In spaces with a slow diffusion, the Riesz transform is unbounded on $L^p$, $p\in (2,\infty)$

TL;DR

This paper investigates the boundedness of the Riesz transform on certain metric spaces with slow diffusion, showing it is unbounded on L^p for p in (2, ∞), contrasting with Euclidean cases.

Contribution

It demonstrates that in spaces with sub-Gaussian diffusion estimates, the Riesz transform is unbounded on L^p for p > 2, revealing new limitations in such geometric contexts.

Findings

Riesz transform unbounded on L^p for p in (2, ∞)
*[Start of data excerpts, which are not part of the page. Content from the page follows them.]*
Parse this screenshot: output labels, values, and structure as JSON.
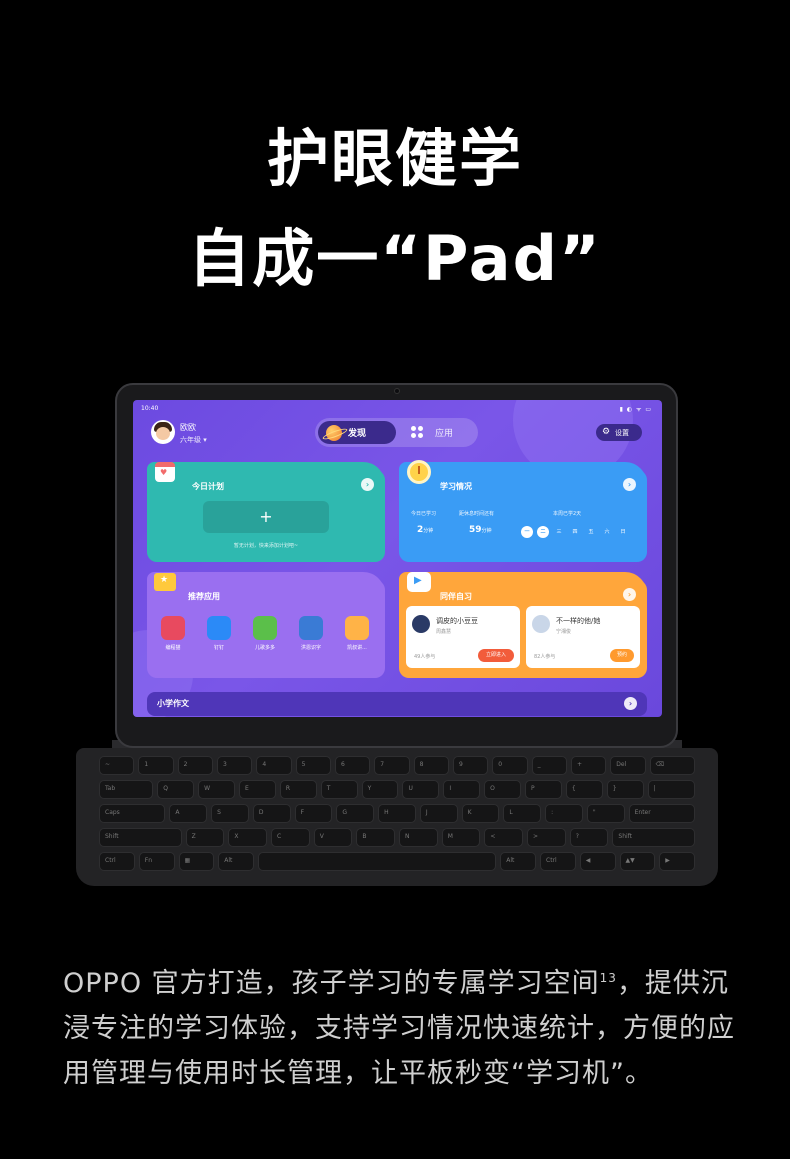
{
  "headline": {
    "line1": "护眼健学",
    "line2": "自成一“Pad”"
  },
  "tablet": {
    "status": {
      "time": "10:40",
      "icons": "▮ ◐ ᯤ ▭"
    },
    "profile": {
      "name": "欧欧",
      "grade": "六年级 ▾"
    },
    "tabs": [
      {
        "label": "发现",
        "active": true
      },
      {
        "label": "应用",
        "active": false
      }
    ],
    "settings_label": "设置",
    "cards": {
      "plan": {
        "title": "今日计划",
        "add": "+",
        "empty_text": "暂无计划，快来添加计划吧~"
      },
      "study": {
        "title": "学习情况",
        "today_label": "今日已学习",
        "today_value": "2",
        "today_unit": "分钟",
        "rest_label": "距休息时间还有",
        "rest_value": "59",
        "rest_unit": "分钟",
        "week_label": "本周已学2天",
        "days": [
          {
            "d": "一",
            "on": true
          },
          {
            "d": "二",
            "on": true
          },
          {
            "d": "三",
            "on": false
          },
          {
            "d": "四",
            "on": false
          },
          {
            "d": "五",
            "on": false
          },
          {
            "d": "六",
            "on": false
          },
          {
            "d": "日",
            "on": false
          }
        ]
      },
      "recommend": {
        "title": "推荐应用",
        "apps": [
          {
            "label": "编程猫",
            "icon": "cat-icon",
            "color": "#e84a5f"
          },
          {
            "label": "钉钉",
            "icon": "dingtalk-icon",
            "color": "#2b8af7"
          },
          {
            "label": "儿歌多多",
            "icon": "music-icon",
            "color": "#5bbf4a"
          },
          {
            "label": "洪恩识字",
            "icon": "reading-icon",
            "color": "#3a7bd5"
          },
          {
            "label": "凯叔讲...",
            "icon": "storyteller-icon",
            "color": "#ffb347"
          }
        ]
      },
      "peer": {
        "title": "同伴自习",
        "rooms": [
          {
            "name": "调皮的小豆豆",
            "teacher": "周鑫慧",
            "count": "49人参与",
            "button": "立即进入",
            "btn_color": "#f25c3b",
            "avatar_color": "#2a3a66"
          },
          {
            "name": "不一样的他/她",
            "teacher": "宁湘俊",
            "count": "82人参与",
            "button": "预约",
            "btn_color": "#ff9a2e",
            "avatar_color": "#c9d6e8"
          }
        ]
      },
      "essay": {
        "title": "小学作文"
      }
    }
  },
  "keyboard": {
    "rows": [
      [
        "~",
        "1",
        "2",
        "3",
        "4",
        "5",
        "6",
        "7",
        "8",
        "9",
        "0",
        "_",
        "+",
        "Del",
        "⌫"
      ],
      [
        "Tab",
        "Q",
        "W",
        "E",
        "R",
        "T",
        "Y",
        "U",
        "I",
        "O",
        "P",
        "{",
        "}",
        "|"
      ],
      [
        "Caps",
        "A",
        "S",
        "D",
        "F",
        "G",
        "H",
        "J",
        "K",
        "L",
        ":",
        "\"",
        "Enter"
      ],
      [
        "Shift",
        "Z",
        "X",
        "C",
        "V",
        "B",
        "N",
        "M",
        "<",
        ">",
        "?",
        "Shift"
      ],
      [
        "Ctrl",
        "Fn",
        "▦",
        "Alt",
        " ",
        "Alt",
        "Ctrl",
        "◀",
        "▲▼",
        "▶"
      ]
    ]
  },
  "body_text": {
    "part1": "OPPO 官方打造，孩子学习的专属学习空间",
    "sup": "13",
    "part2": "，提供沉浸专注的学习体验，支持学习情况快速统计，方便的应用管理与使用时长管理，让平板秒变“学习机”。"
  }
}
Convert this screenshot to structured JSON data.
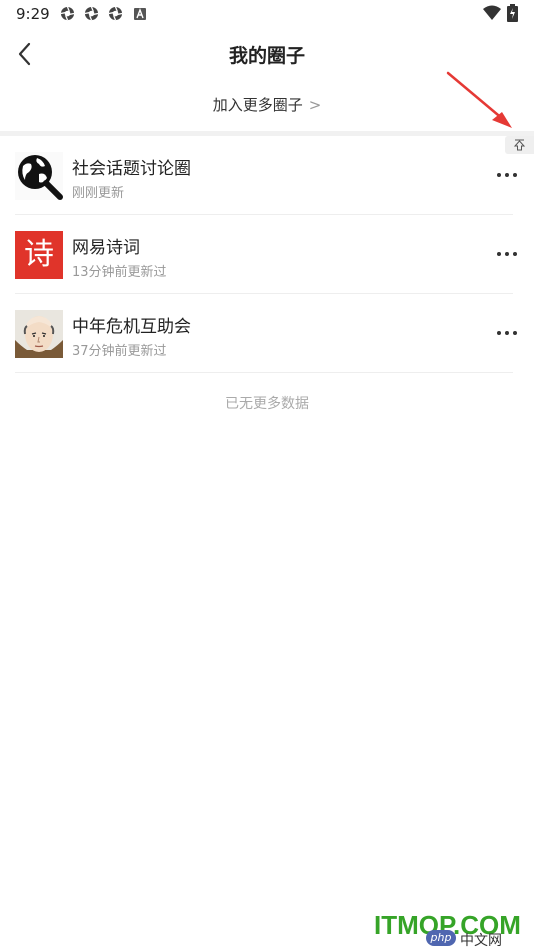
{
  "status_bar": {
    "time": "9:29",
    "icons": [
      "aperture-icon",
      "aperture-icon",
      "aperture-icon",
      "a-badge-icon"
    ],
    "right_icons": [
      "wifi-icon",
      "battery-charging-icon"
    ]
  },
  "header": {
    "title": "我的圈子"
  },
  "join_more": {
    "label": "加入更多圈子",
    "chevron": ">"
  },
  "circles": [
    {
      "name": "社会话题讨论圈",
      "updated": "刚刚更新",
      "avatar_icon": "globe-magnifier-icon"
    },
    {
      "name": "网易诗词",
      "updated": "13分钟前更新过",
      "avatar_icon": "poem-character-icon",
      "avatar_text": "诗",
      "avatar_color": "#e0342a"
    },
    {
      "name": "中年危机互助会",
      "updated": "37分钟前更新过",
      "avatar_icon": "bald-man-avatar-icon"
    }
  ],
  "footer_note": "已无更多数据",
  "watermark": {
    "main": "ITMOP.COM",
    "php": "php",
    "cn": "中文网"
  },
  "colors": {
    "annotation_arrow": "#e53935",
    "watermark_green": "#36a428"
  }
}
Contrast with Euclidean space behavior

Highlights limitations of harmonic analysis in slow diffusion spaces

Abstract

In graphs and Riemannian manifolds where the kernel of the diffusion semigroup satisfies pointwise sub-Gaussian estimates, we study the range of parameters \( p \in (1, \infty) \) and \( \gamma \in [0, 1] \) for which the quantities \( \|\Delta^\gamma f\|_p \) and \( \|\nabla f\|_p \) can be compared. In particular, we prove that in such metric spaces, the Riesz transform \( \nabla \Delta^{-1/2} \) is unbounded on \( L^p \) for all \( p \in (2, \infty) \), thereby demonstrating a clear departure from the behavior observed in the Euclidean setting.